FRONTEND_URL=http://localhost:3000

Next.js Web:

NEXT_PUBLIC_API_URL=http://localhost:3000
WEB_PORT=3001

AI Service (Python/FastAPI):

AI_SERVICE_PORT=8000
AI_SERVICE_URL=http://localhost:8000
CLAUDE_API_KEY=
AI_DEBUG=false
AI_LOG_LEVEL=info

Map Integration:

NEXT_PUBLIC_MAPBOX_TOKEN=

Payment Gateways:

VNPAY_TMN_CODE=
VNPAY_HASH_SECRET=
VNPAY_BASE_URL=https://sandbox.vnpayment.vn/paymentv2/vpcpay.html
VNPAY_API_URL=https://sandbox.vnpayment.vn/merchant_webapi/api/transaction

MOMO_PARTNER_CODE=
MOMO_ACCESS_KEY=
MOMO_SECRET_KEY=
MOMO_ENDPOINT=https://test-payment.momo.vn/v2/gateway/api

ZALOPAY_APP_ID=
ZALOPAY_KEY1=
ZALOPAY_KEY2=
ZALOPAY_ENDPOINT=https://sb-openapi.zalopay.vn/v2

Email / SMTP:

SMTP_HOST=localhost
SMTP_PORT=1025
SMTP_USER=
SMTP_PASS=
SMTP_FROM=noreply@goodgo.vn

Firebase Cloud Messaging (Optional):

FIREBASE_SERVICE_ACCOUNT=

Sentry Error Tracking:

SENTRY_DSN=
NEXT_PUBLIC_SENTRY_DSN=
SENTRY_AUTH_TOKEN=
SENTRY_ORG=
SENTRY_PROJECT=

KYC Field Encryption (REQUIRED Prod):

KYC_ENCRYPTION_KEY=<generate with: openssl rand -hex 32> # 64 hex chars (32 bytes)
KYC_ENCRYPTION_KEY_VERSION=1

Logging:

LOG_LEVEL=info

Backup & Recovery

Automated Daily Backups

Service: pg-backup container (runs inside docker compose)
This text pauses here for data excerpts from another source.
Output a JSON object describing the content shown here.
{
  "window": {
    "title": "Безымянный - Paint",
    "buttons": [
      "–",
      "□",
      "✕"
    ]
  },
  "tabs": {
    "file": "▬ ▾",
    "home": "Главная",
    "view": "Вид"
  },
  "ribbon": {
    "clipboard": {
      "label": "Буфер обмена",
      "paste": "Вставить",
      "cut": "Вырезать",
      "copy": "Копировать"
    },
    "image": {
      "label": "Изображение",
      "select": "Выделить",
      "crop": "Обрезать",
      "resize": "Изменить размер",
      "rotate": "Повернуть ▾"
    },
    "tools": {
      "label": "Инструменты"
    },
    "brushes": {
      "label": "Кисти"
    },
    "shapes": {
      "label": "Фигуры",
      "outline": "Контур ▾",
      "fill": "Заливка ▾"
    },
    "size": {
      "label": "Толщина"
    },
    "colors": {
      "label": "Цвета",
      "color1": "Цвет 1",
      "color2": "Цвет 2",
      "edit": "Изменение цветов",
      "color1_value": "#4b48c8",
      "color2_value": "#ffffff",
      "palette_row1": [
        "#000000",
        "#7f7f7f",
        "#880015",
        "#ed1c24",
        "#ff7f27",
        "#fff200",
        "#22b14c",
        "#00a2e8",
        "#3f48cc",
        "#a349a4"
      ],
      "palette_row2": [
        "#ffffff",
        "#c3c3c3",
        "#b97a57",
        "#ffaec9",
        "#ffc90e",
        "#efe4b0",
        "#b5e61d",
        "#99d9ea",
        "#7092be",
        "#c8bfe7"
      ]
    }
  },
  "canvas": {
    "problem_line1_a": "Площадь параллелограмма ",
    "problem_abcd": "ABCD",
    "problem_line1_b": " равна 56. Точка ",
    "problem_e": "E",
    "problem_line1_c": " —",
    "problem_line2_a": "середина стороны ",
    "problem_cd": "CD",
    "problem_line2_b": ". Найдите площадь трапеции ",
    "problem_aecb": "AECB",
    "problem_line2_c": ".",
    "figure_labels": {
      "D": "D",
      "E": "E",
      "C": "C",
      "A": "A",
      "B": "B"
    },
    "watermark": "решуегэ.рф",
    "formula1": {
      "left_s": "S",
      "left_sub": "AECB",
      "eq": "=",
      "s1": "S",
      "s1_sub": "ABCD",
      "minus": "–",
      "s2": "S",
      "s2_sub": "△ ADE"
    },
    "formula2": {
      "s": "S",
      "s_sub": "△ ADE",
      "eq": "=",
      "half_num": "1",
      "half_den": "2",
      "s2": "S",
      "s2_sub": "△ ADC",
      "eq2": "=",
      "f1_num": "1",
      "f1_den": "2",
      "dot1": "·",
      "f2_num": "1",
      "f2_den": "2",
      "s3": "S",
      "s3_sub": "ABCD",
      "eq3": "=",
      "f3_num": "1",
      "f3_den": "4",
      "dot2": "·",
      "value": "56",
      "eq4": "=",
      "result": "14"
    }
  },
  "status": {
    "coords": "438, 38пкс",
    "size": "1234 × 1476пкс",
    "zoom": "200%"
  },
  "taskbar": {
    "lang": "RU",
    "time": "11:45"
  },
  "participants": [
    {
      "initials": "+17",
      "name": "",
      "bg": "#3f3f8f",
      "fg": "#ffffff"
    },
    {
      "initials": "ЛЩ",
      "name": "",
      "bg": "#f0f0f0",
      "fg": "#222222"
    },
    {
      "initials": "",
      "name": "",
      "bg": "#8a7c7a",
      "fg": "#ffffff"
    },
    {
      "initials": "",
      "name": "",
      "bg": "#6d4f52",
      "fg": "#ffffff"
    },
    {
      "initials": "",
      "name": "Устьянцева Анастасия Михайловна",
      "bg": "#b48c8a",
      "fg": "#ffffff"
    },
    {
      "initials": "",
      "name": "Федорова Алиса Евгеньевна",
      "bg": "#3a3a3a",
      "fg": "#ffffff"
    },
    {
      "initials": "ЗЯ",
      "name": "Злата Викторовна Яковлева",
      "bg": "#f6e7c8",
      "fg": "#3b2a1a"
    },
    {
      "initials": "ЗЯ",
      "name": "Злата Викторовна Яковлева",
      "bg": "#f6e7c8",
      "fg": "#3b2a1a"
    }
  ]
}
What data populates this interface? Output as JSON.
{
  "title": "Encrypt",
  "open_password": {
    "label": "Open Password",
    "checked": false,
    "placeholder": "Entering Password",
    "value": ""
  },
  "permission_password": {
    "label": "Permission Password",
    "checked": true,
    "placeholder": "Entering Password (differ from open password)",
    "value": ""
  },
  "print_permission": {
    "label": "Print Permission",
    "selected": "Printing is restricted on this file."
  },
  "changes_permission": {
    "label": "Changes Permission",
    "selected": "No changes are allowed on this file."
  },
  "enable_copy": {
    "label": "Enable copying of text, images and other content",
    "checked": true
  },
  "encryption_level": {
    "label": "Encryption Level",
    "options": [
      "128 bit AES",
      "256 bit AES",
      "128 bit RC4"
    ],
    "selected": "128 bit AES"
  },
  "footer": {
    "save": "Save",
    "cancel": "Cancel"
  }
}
Backup Script: scripts/backup/pg-backup.sh

# Daily cron job: 02:00 UTC
PGHOST=postgres \
PGPORT=5432 \
PGUSER=goodgo \
PGDATABASE=goodgo \
PGPASSWORD=<secret> \
BACKUP_DIR=/backups \
RETENTION_DAYS=7 \
  /scripts/pg-backup.sh

Behavior:

  1. Creates dump with pg_dump --format=custom --compress=6
  2. Saves as goodgo_YYYYMMDD_HHMMSS.sql.gz
  3. Prunes backups older than 7 days (configurable)
  4. Logs to /var/log/pg-backup.log

Restore from Backup:

# Interactive restore prompt
docker compose -f docker-compose.prod.yml exec pg-backup bash -c \
  'pg_restore -h postgres -p 5432 -U goodgo -d goodgo \
   --clean --if-exists /backups/goodgo_20260410_020000.sql.gz'

# Or using restore script
docker compose -f docker-compose.prod.yml run --rm pg-verify-backup bash -c \
  'source /scripts/pg-restore.sh /backups/goodgo_20260410_020000.sql.gz'

Backup Verification

Service: pg-verify-backup container (on-demand, profile: tools)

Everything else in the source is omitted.